Select the desired [quantized Code Llama](https://huggingface.co/models?search=TheBloke/CodeLlama) model from HuggingFace.

In [None]:
model_id = "TheBloke/CodeLlama-7B-Instruct-GPTQ"

Configure GPU flag to indicate tensor device allocation.

In [None]:
runtimeFlag = "cuda:0" #Run on GPU (you can't run [GPTQ](https://arxiv.org/pdf/2210.17323.pdf) on CPU)
cache_dir = None
scaling_factor = 1.0 # allows for a max sequence length of 16384*6 = 98304, but it requires Colab Pro and a V100 or A100 GPUs to have sufficient RAM.

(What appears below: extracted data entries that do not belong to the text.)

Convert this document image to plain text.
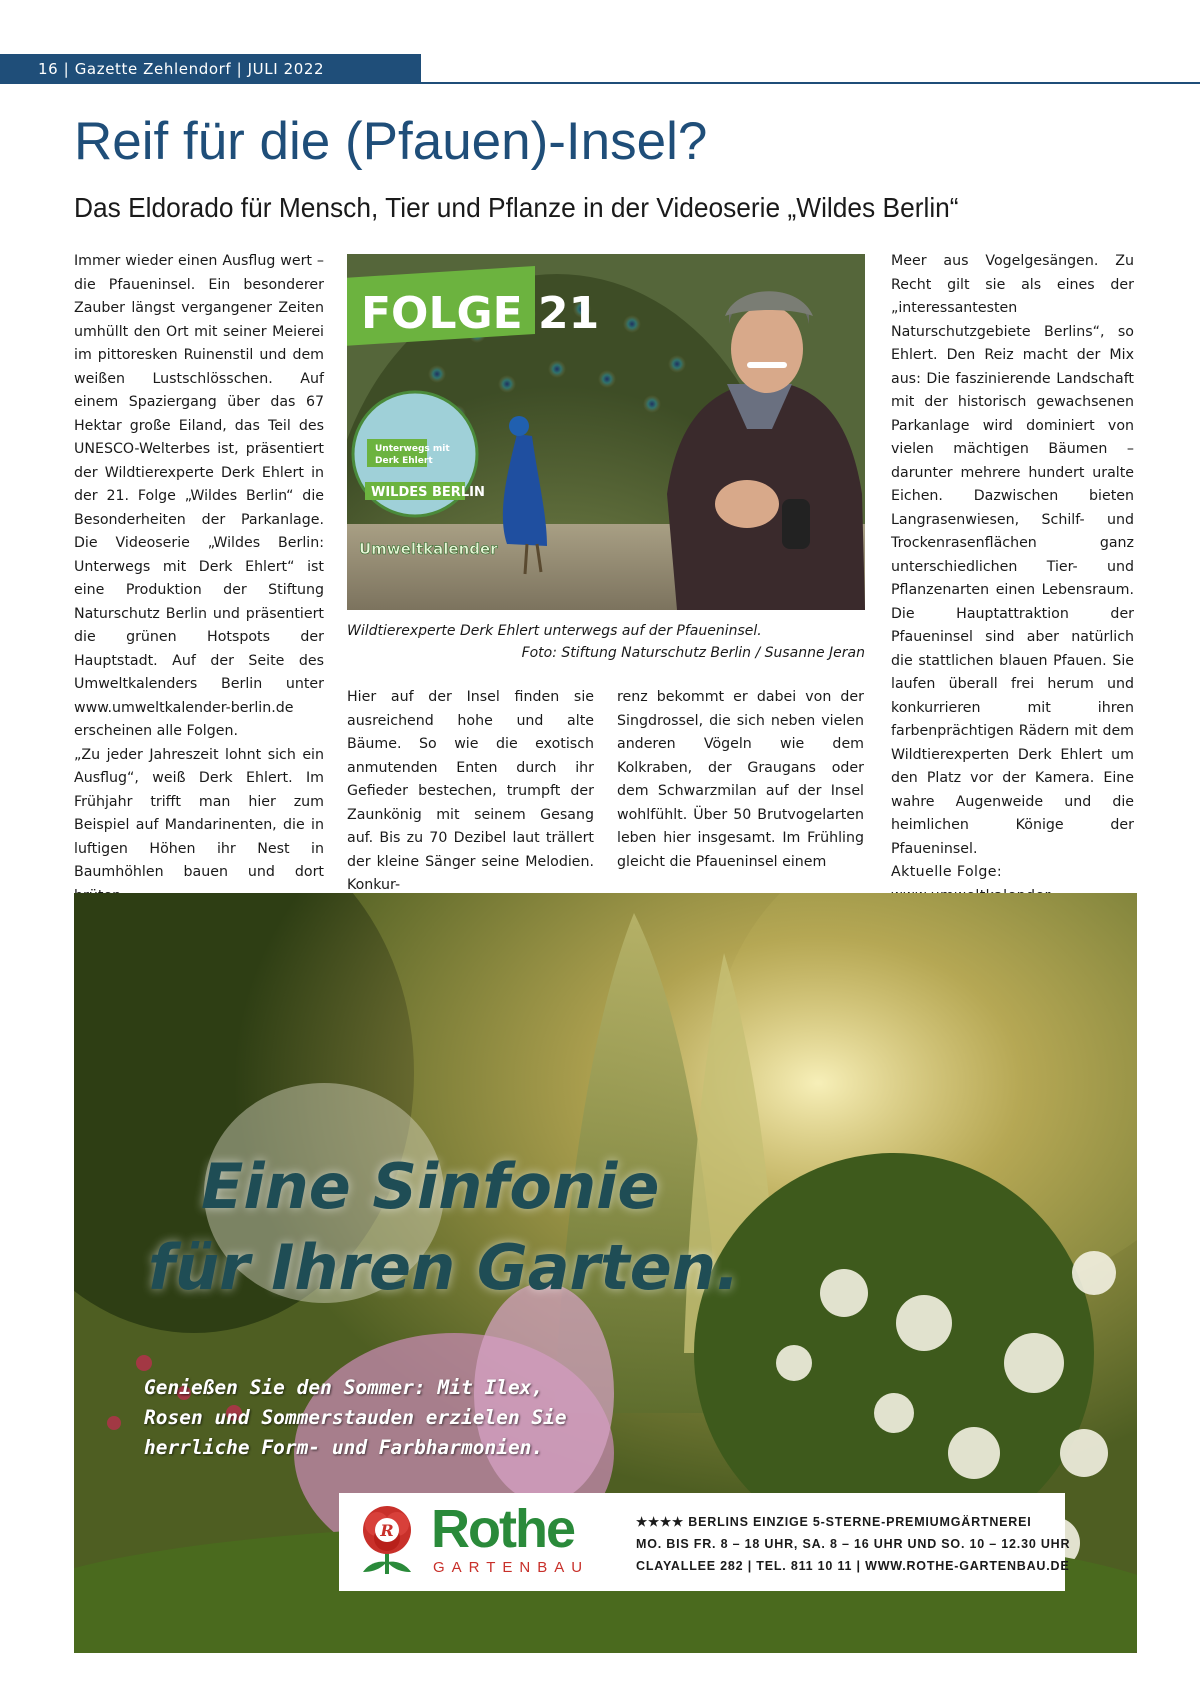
16 | Gazette Zehlendorf | JULI 2022
Reif für die (Pfauen)-Insel?
Das Eldorado für Mensch, Tier und Pflanze in der Videoserie „Wildes Berlin“

Immer wieder einen Ausflug wert – die Pfaueninsel. Ein besonderer Zauber längst vergangener Zeiten umhüllt den Ort mit seiner Meierei im pittoresken Ruinenstil und dem weißen Lustschlösschen. Auf einem Spaziergang über das 67 Hektar große Eiland, das Teil des UNESCO-Welterbes ist, präsentiert der Wildtierexperte Derk Ehlert in der 21. Folge „Wildes Berlin“ die Besonderheiten der Parkanlage. Die Videoserie „Wildes Berlin: Unterwegs mit Derk Ehlert“ ist eine Produktion der Stiftung Naturschutz Berlin und präsentiert die grünen Hotspots der Hauptstadt. Auf der Seite des Umweltkalenders Berlin unter www.umweltkalender-berlin.de erscheinen alle Folgen.

„Zu jeder Jahreszeit lohnt sich ein Ausflug“, weiß Derk Ehlert. Im Frühjahr trifft man hier zum Beispiel auf Mandarinenten, die in luftigen Höhen ihr Nest in Baumhöhlen bauen und dort

FOLGE 21
Unterwegs mit
Derk Ehlert
WILDES BERLIN
Umweltkalender
Wildtierexperte Derk Ehlert unterwegs auf der Pfaueninsel.
Foto: Stiftung Naturschutz Berlin / Susanne Jeran

Hier auf der Insel finden sie ausreichend hohe und alte Bäume. So wie die exotisch anmutenden Enten durch ihr Gefieder bestechen, trumpft der Zaunkönig mit seinem Gesang auf. Bis zu 70 Dezibel laut trällert der kleine Sänger seine Melodien. Konkur-

renz bekommt er dabei von der Singdrossel, die sich neben vielen anderen Vögeln wie dem Kolkraben, der Graugans oder dem Schwarzmilan auf der Insel wohlfühlt. Über 50 Brutvogelarten leben hier insgesamt. Im Frühling gleicht die Pfaueninsel einem

Meer aus Vogelgesängen. Zu Recht gilt sie als eines der „interessantesten Naturschutzgebiete Berlins“, so Ehlert. Den Reiz macht der Mix aus: Die faszinierende Landschaft mit der historisch gewachsenen Parkanlage wird dominiert von vielen mächtigen Bäumen – darunter mehrere hundert uralte Eichen. Dazwischen bieten Langrasenwiesen, Schilf- und Trockenrasenflächen ganz unterschiedlichen Tier- und Pflanzenarten einen Lebensraum. Die Hauptattraktion der Pfaueninsel sind aber natürlich die stattlichen blauen Pfauen. Sie laufen überall frei herum und konkurrieren mit ihren farbenprächtigen Rädern mit dem Wildtierexperten Derk Ehlert um den Platz vor der Kamera. Eine wahre Augenweide und die heimlichen Könige der Pfaueninsel.

Aktuelle Folge:

Eine Sinfonie
für Ihren Garten.
Genießen Sie den Sommer: Mit Ilex,
Rosen und Sommerstauden erzielen Sie
herrliche Form- und Farbharmonien.
R Rothe
GARTENBAU
★★★★ BERLINS EINZIGE 5-STERNE-PREMIUMGÄRTNEREI
MO. BIS FR. 8 – 18 UHR, SA. 8 – 16 UHR UND SO. 10 – 12.30 UHR
CLAYALLEE 282 | TEL. 811 10 11 | WWW.ROTHE-GARTENBAU.DE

Set up the standard system prompt and configure instruction and system prompt tokens to control generation.

In [None]:
DEFAULT_SYSTEM_PROMPT = """You are a powerful model specialized in refactoring java code.

You must output a refactored version of the code."""

SYSTEM_PROMPT = DEFAULT_SYSTEM_PROMPT

B_INST, E_INST = "[INST]", "[/INST]"  # for instruction models
B_SYS, E_SYS = "<<SYS>>\n", "\n<</SYS>>\n\n"

print(SYSTEM_PROMPT)

Install required dependencies

In [None]:
!pip install -q -U transformers peft accelerate optimum bitsandbytes

!pip install datasets==2.10.1

!pip install auto-gptq --extra-index-url https://huggingface.github.io/autogptq-index/whl/cu118/

Load global dependencies.

In [None]:
import torch
import json
import os

Download the quantized pre-trained model from HuggingFace and load it in memory.

In [None]:
from transformers import AutoTokenizer, AutoModelForCausalLM

model = AutoModelForCausalLM.from_pretrained(
    model_id,
    device_map="auto",
    # rope_scaling = {"type": "dynamic", "factor": scaling_factor}
)
tokenizer = AutoTokenizer.from_pretrained(model_id)

Check model configurations

In [None]:
print(model.config)

# Prepare dataset for fine-tuning

Load the dataset.

In [None]:
from datasets import load_dataset

eval_dataset = load_dataset('json', data_files='PATH', split='train') # `data_files` argument should be the path to validation split files
train_dataset = load_dataset('json', data_files='PATH', split='train') # `data_files` argument should be the path to training split files

If an error arises while reading the input JSON files, replace all single quotes (') with escaped double quotes (\") in the training and validation files.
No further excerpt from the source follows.